US Military Testing Bug Size Drones

It’s a Kurt Vonnegut fantasy come true; the United State Military is toying with the idea of using tiny nano drones no bigger than a bumble bee for scoping out enemy positions in Afghanistan and for spying on our enemies in places like Iran and North Korea to see what kind of mischief they’re up to so they can be busted in the court of world opinion.

These minidrones are being tested by US Special Forces in secret testing grounds scattered across the United States. While the testing areas are Off Limits to civilians, word of their diminutive flights has leaked out to local media around the country, and sightings and photographs of the little mechanical snoops are appearing with more and more frequency in both mainstream and fringe media. The military is not going to be able to keep this project under wraps for very much longer.

A Norwegian company called Prox Dynamics is making the tiny drones for the Pentagon, after British soldiers began using similar devices back in 2013 to gather intel on snipers and terrorist suspects in South America. The little drones are called PD-100 Black Hornets — almost a DC comic book title, or Netflix show.

The Black Hornet nano drone fits in the palm of the hand and has a battery life of up to two hours.
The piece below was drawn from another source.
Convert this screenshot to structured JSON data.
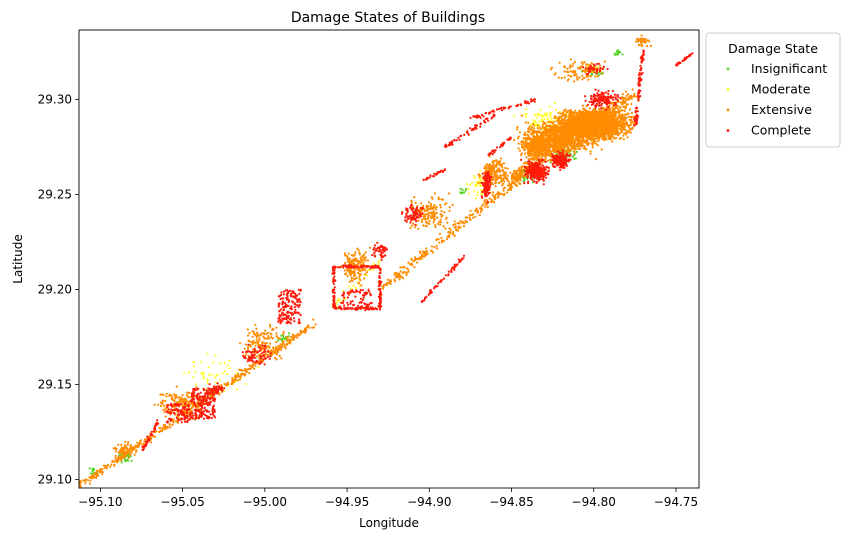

It can range as far as two miles and features both a regular and an infrared heat camera. It is also able to pick up audio transmissions and even human voices if it can get close enough. It’s four helicopter blades are unusually quiet and unobtrusive when viewed from the ground.  Although the Pentagon is not commenting on it, media sources say that US Special Forces have already been using the little flying snoops to gather intel in Yemen, Afghanistan, Turkistan, and Iraq.

The FCC is not liking the proliferation of military grade mini drones, which might fall into the hands of nosy civilians or even homegrown anarchists bent on destruction. So far the huge price tag of the Black Hornet nano drone has kept it out of civilian hands — it retails at forty-thousand dollars each, according to Ole Aguirre, the business development VP of Prox Dynamics in Norway. But since the Pentagon plans on spending several billion dollars on drone technology in the next few years, that’s really no problem for the soldier on the ground who wants eyes in the sky to tell him or her where the enemy is lurking and in how big a group.
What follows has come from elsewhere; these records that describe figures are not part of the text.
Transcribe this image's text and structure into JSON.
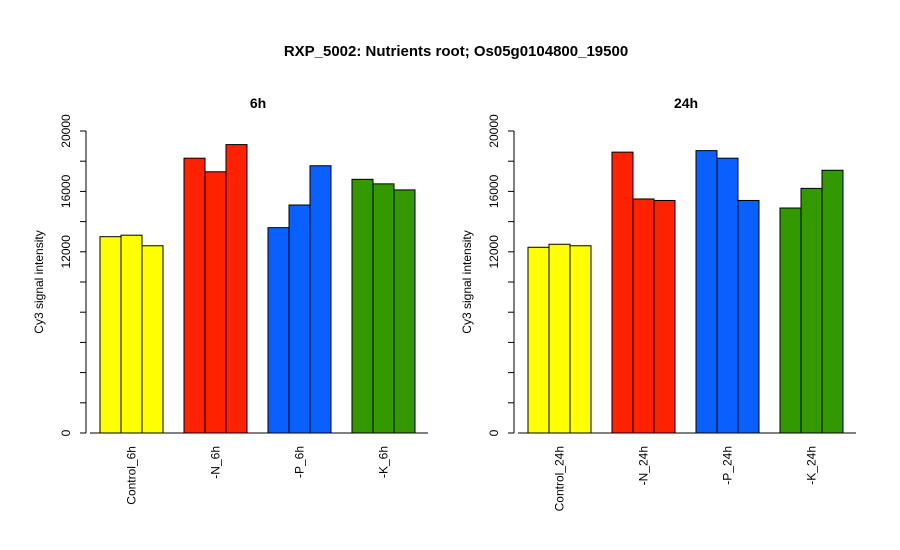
{
  "figure": {
    "title": "RXP_5002: Nutrients root; Os05g0104800_19500"
  },
  "chart_data": [
    {
      "type": "bar",
      "title": "6h",
      "ylabel": "Cy3 signal intensity",
      "xlabel": "",
      "ylim": [
        0,
        20000
      ],
      "yticks": [
        0,
        12000,
        16000,
        20000
      ],
      "grid": false,
      "legend": "none",
      "groups": [
        {
          "label": "Control_6h",
          "color": "#ffff00",
          "values": [
            13000,
            13100,
            12400
          ]
        },
        {
          "label": "-N_6h",
          "color": "#ff2200",
          "values": [
            18200,
            17300,
            19100
          ]
        },
        {
          "label": "-P_6h",
          "color": "#0a5fff",
          "values": [
            13600,
            15100,
            17700
          ]
        },
        {
          "label": "-K_6h",
          "color": "#339900",
          "values": [
            16800,
            16500,
            16100
          ]
        }
      ]
    },
    {
      "type": "bar",
      "title": "24h",
      "ylabel": "Cy3 signal intensity",
      "xlabel": "",
      "ylim": [
        0,
        20000
      ],
      "yticks": [
        0,
        12000,
        16000,
        20000
      ],
      "grid": false,
      "legend": "none",
      "groups": [
        {
          "label": "Control_24h",
          "color": "#ffff00",
          "values": [
            12300,
            12500,
            12400
          ]
        },
        {
          "label": "-N_24h",
          "color": "#ff2200",
          "values": [
            18600,
            15500,
            15400
          ]
        },
        {
          "label": "-P_24h",
          "color": "#0a5fff",
          "values": [
            18700,
            18200,
            15400
          ]
        },
        {
          "label": "-K_24h",
          "color": "#339900",
          "values": [
            14900,
            16200,
            17400
          ]
        }
      ]
    }
  ]
}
Some other uses of military nano drones that should be operational soon include flying them across flooded rivers to find safe passage areas for troops, and flying them right into the cones of active volcanoes to take samples, gauge the temperature, and send videos of magma activity — this is something that the Hawaii state government has specifically asked the Armed Forces to do for civilian safety on the Big Island. Mini drones are also being considered for MP duty at military camps, keeping soldiers and sailor with itchy feet from going AWOL and also guarding the parameters of camps looking for suspicious activity that might lead to an outside attack.

The one thing the military is NOT talking about is arming mini drones with any kind of weapon — but that doesn’t mean they’re not thinking about it, or have actually already got nano drones that can shoot poison darts or something equally deadly.